Misteln an Bäumen
Die Mistel – ein Halbschmarotzer
An den jetzt laubfreien Bäumen sind sie und ihr Ausmaß gut zu erkennen: Weißbeerige Misteln, meist Mistel genannt. Sie sitzen einzeln oder büschelweise auf den kahlen Ästen.
Misteln zählen zu den Halbschmarotzern. Sie besitzen kein gewöhnliches Wurzelwerk, sondern spezielle Saugwurzeln (Haustorien), mit denen sie in das Holz des Wirtsbaums eindringen und seine Leitungsbahnen anzapfen, um Wasser und Nährsalze aufzunehmen. Misteln wachsen nicht nur auf Laub- und Nadelbäumen, sondern auch auf Obstbäumen und haben sich perfekt an das Leben in den Baumkronen angepasst. Vögel verteilen die Samen, wenn sie sich in die kahlen Baumkronen setzen.
Immergrün und kugelrund
Besonders im Winter sind die kugelrunden Büsche weithin sichtbar. Im Gegensatz zu Pappeln, Weiden und anderen Wirtspflanzen sind Misteln immergrün, da sie selbst Photosynthese betreiben. Sie blühen schon im März, wenn die Bäume noch keine Blätter tragen, ihre Beeren reifen im Dezember, wenn die Bäume wieder kahl sind. So werden die Blüten und Beeren von Insekten und Vögeln leichter gefunden. Wegen ihrer immergrünen Blätter vertragen Misteln keine intensive Wintersonne – sind die Leitungsbahnen der Wirtspflanze eingefroren, leiden die Misteln schnell unter Wassermangel – ihre grünen Blätter vertrocknen dann und werden braun.
Der kugelige, gedrungene Wuchs der Mistel hat ebenfalls einen Grund: Er bietet dem Wind in den Baumkronen weniger Angriffsfläche, um die Pflanzen aus ihrer Verankerung zu reißen. Die besondere Wuchsform entsteht, weil die Triebe keine Endknospe besitzen, aus der bei anderen Pflanzen im Folgejahr der nächste Triebabschnitt entsteht. Stattdessen teilt sich jeder Trieb an seinem Ende in zwei bis fünf etwa gleich lange Seitentriebe, die alle etwa im selben Winkel abzweigen.
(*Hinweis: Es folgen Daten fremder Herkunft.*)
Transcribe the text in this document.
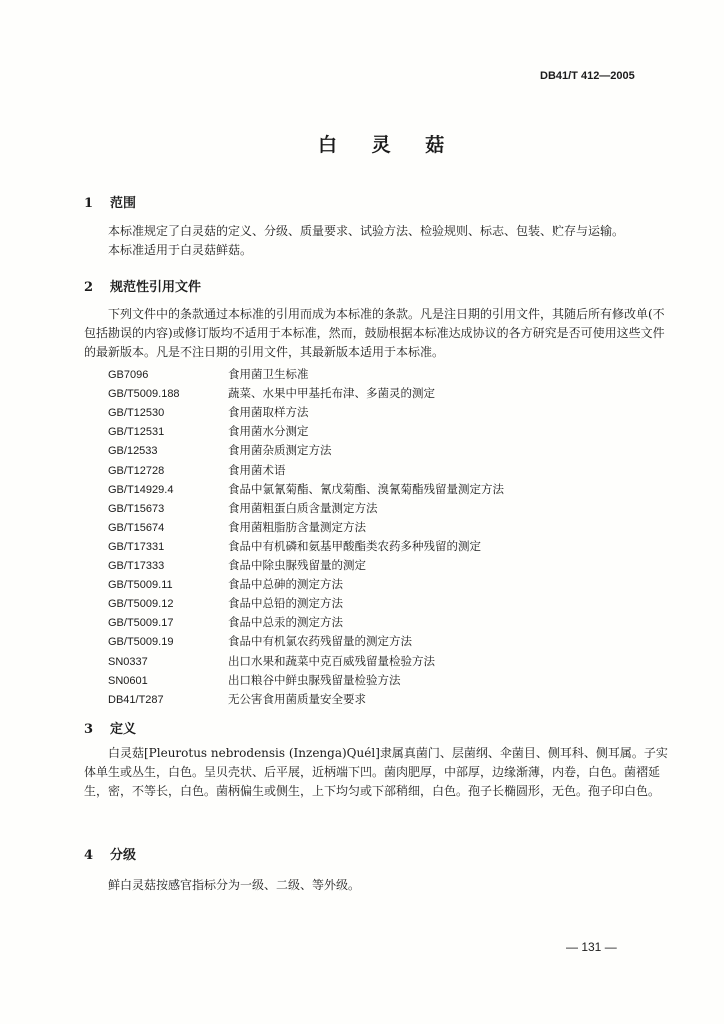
DB41/T 412—2005
白 灵 菇
1 范围
本标准规定了白灵菇的定义、分级、质量要求、试验方法、检验规则、标志、包装、贮存与运输。
本标准适用于白灵菇鲜菇。
2 规范性引用文件
下列文件中的条款通过本标准的引用而成为本标准的条款。凡是注日期的引用文件，其随后所有修改单(不包括勘误的内容)或修订版均不适用于本标准，然而，鼓励根据本标准达成协议的各方研究是否可使用这些文件的最新版本。凡是不注日期的引用文件，其最新版本适用于本标准。
GB7096	食用菌卫生标准
GB/T5009.188	蔬菜、水果中甲基托布津、多菌灵的测定
GB/T12530	食用菌取样方法
GB/T12531	食用菌水分测定
GB/12533	食用菌杂质测定方法
GB/T12728	食用菌术语
GB/T14929.4	食品中氯氰菊酯、氰戊菊酯、溴氰菊酯残留量测定方法
GB/T15673	食用菌粗蛋白质含量测定方法
GB/T15674	食用菌粗脂肪含量测定方法
GB/T17331	食品中有机磷和氨基甲酸酯类农药多种残留的测定
GB/T17333	食品中除虫脲残留量的测定
GB/T5009.11	食品中总砷的测定方法
GB/T5009.12	食品中总铅的测定方法
GB/T5009.17	食品中总汞的测定方法
GB/T5009.19	食品中有机氯农药残留量的测定方法
SN0337	出口水果和蔬菜中克百威残留量检验方法
SN0601	出口粮谷中鲜虫脲残留量检验方法
DB41/T287	无公害食用菌质量安全要求
3 定义
白灵菇[Pleurotus nebrodensis (Inzenga)Quél]隶属真菌门、层菌纲、伞菌目、侧耳科、侧耳属。子实体单生或丛生，白色。呈贝壳状、后平展，近柄端下凹。菌肉肥厚，中部厚，边缘渐薄，内卷，白色。菌褶延生，密，不等长，白色。菌柄偏生或侧生，上下均匀或下部稍细，白色。孢子长椭圆形，无色。孢子印白色。
4 分级
鲜白灵菇按感官指标分为一级、二级、等外级。
— 131 —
Die Wirtsbäume der heimischen Mistelarten
Misteln bilden in Mitteleuropa drei Unterarten: Die Laubholz-Mistel lebt zum Beispiel auf Ahornen, Birken, Hainbuchen, Linden, Pappeln, Robinien, Weiden und Apfelbäumen. Rotbuchen, Walnussbäume, europäische Eichen und Platanen sind dagegen „mistelfest“. Die Tannen-Mistel lebt ausschließlich auf Tannen, die Kiefern-Mistel befällt Kiefern und gelegentlich auch Fichten.
Die Mistel – Nutznießerin des Klimawandels
Am häufigsten werden Bäume mit weichem Holz wie Pappeln und Weidenarten befallen. In der Regel entzieht die Mistel ihrem Wirtsbaum nur so viel Wasser und Nährstoffe, dass dieser noch genug zum Leben hat – sie würde sonst sprichwörtlich den Ast absägen, auf dem sie sitzt. Wer einen Befall durch Misteln aufhalten will, muss radikal zurückschneiden. Äste mit Mistelbefall sollen mindestens 30 cm bis 50 cm ins gesunde Holz abgesägt werden. Damit kann die Ausbreitung der Pflanze in der Regel gestoppt werden.
Die Gefahr der Ansiedlung ist besonders hoch etwa nach Trockenperioden, wenn Bäume geschwächt und anfällig für Parasiten sind. Ein sehr starker Befall kann dazu führen, dass der Wirtsbaum langsam eingeht.
Die immergrünen, mit Beeren besetzten Mistelzweige sind als Deko-Material in der Vorweihnachtszeit sehr gefragt. Misteln stehen zwar nicht unter Naturschutz, der Schnitt in der freien Natur ist aber aus Baumschutzgründen genehmigungspflichtig. Mistelpflücker sägen leider häufiger ganze Äste von den Bäumen ab, um an die begehrten Sträucher zu kommen.
Misteln als medizinischer Rohstoff
Die weißen Beeren und auch die übrigen Pflanzenteile der Mistel sind giftig und sollten deshalb nicht in Reichweite von Kindern gelangen. Aber wie immer macht die Dosis das Gift oder die Medizin. Schon seit der Antike wird die Mistel als natürliches Heilmittel gegen Schwindelanfälle und epileptische Zustände eingesetzt. In der modernen Medizin unterstützt die Mistel die Therapie gegen Bluthochdruck und Arthrosen und findet in der Krebstherapie Verwendung.